Fixed Compensation (Director)

Program structure (non‑employee directors):

  • Annual cash retainer: $80,000; Committee chair retainer: $15,000; Non‑executive Chairman retainer: $100,000; no meeting fees.
  • Equity: Annual RSU grant with $125,000 fair value on February 1 (prorated for mid‑year appointees). RSUs vest 100% on the first anniversary; directors may defer settlement.

2024 compensation for Robert A. Jeffe:

ComponentAmount (USD)
Cash fees$91,250
Stock awards (grant‑date fair value)$125,000
Total$216,250

Performance Compensation (Director equity design and terms)

Equity elementTermsRisk/limits
Annual RSUsVest 100% on first anniversary; shares issued or deferred per director electionDividend equivalent units accrue and pay at vest; no options; annual cap for non‑employee director RSU/RSA grant value = $500,000

Directors do not have performance‑conditioned equity; awards are time‑based and intended to align with shareholders via stock‑settled RSUs.

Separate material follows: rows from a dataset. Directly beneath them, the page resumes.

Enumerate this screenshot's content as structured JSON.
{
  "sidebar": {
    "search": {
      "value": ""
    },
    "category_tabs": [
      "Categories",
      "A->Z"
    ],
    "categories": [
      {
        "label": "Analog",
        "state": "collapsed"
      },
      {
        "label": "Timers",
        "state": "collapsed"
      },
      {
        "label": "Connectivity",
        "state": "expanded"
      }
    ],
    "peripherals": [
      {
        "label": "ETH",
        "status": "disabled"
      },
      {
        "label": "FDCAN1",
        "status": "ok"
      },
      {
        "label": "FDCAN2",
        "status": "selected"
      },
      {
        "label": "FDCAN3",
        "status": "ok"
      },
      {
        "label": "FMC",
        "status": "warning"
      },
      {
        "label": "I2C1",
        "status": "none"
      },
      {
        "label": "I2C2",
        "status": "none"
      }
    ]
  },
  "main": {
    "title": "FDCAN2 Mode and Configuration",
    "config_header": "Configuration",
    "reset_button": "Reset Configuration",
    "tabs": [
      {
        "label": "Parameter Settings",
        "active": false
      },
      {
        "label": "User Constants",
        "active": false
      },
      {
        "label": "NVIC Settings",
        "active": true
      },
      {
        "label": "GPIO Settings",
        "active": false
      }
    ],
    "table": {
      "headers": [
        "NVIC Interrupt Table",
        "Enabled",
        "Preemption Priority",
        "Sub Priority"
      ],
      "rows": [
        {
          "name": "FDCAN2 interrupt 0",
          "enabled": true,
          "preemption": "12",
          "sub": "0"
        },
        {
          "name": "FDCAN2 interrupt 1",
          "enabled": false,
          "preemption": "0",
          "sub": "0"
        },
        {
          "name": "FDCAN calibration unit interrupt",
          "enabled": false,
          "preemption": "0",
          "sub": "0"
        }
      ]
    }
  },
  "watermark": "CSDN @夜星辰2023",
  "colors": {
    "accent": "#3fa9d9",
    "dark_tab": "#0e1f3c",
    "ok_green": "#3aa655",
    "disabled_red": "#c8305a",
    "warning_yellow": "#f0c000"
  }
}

Other Directorships & Interlocks

EntityRole/RelationshipPotential conflict
Associated Bank, N.A. and Associated Trust Company, N.A. (subsidiaries)All directors, including Jeffe, also serve on subsidiary boards (governance continuity)Standard practice for bank oversight
Related party transactions involving JeffeNone disclosedNo related‑party transactions with Jeffe reported in 2024

Expertise & Qualifications

  • Audit committee financial expert designation; extensive investment banking and corporate finance leadership; energy industry and private company board chair experience (Hawkwood Energy; OAG Analytics).
  • Strategic M&A and corporate development background (GE SVP Corporate Business Development; GE Capital director).

Equity Ownership

ItemAmountDate/Notes
Common stock beneficially owned0 shares As of Feb 14, 2025
RSUs held (director plan)46,541 units Vests per director terms (typically 1‑year)
Directors’ Deferred Compensation Plan balance$2,104,965; 83,930 phantom shares equivalent As of Feb 14, 2025; units are non‑voting
Hedging/pledgingProhibited for directors under Insider Trading Policy Enhances alignment; pledged shares excluded from ownership calc
Ownership guidelinesDirectors required to hold 5x annual cash retainer; unvested time‑based RSUs and deferred units count; all directors in compliance Sales restricted until guideline met

Governance Assessment

  • Strengths

    • Independent director with deep capital markets/M&A expertise; designated audit committee financial expert; chairs an active Audit Committee (11 meetings), with oversight extending to regulatory compliance and sustainability‑related audit matters.
    • Clear alignment mechanisms: annual RSUs ($125k), sizeable deferred phantom stock balance, and strict anti‑hedging/anti‑pledging policy; Board‑level stock ownership guideline (5x retainer) with confirmation that all directors are within expected guidelines.
    • Robust governance practices: independent Chair/CEO split; regular executive sessions; no compensation committee interlocks.
  • Watch items / potential red flags

    • No outright common stock reported (0 shares), which can appear optically weak on “skin in the game”; mitigated by substantial director RSUs and a large deferred stock balance counting toward guidelines, plus a prohibition on hedging/pledging.
    • Board‑level context: the Compensation & Benefits Committee applied adjustments to executive incentive outcomes (MIP and LTIPP) to exclude nonrecurring balance sheet repositioning losses; while not attributable to Jeffe (Audit Chair), such adjustments can draw investor scrutiny and warrant ongoing monitoring of pay‑for‑performance rigor.

Overall, Jeffe’s audit leadership, independence, and capital markets background support board effectiveness at ASB, with ownership alignment primarily via RSUs and deferred equity rather than direct share ownership.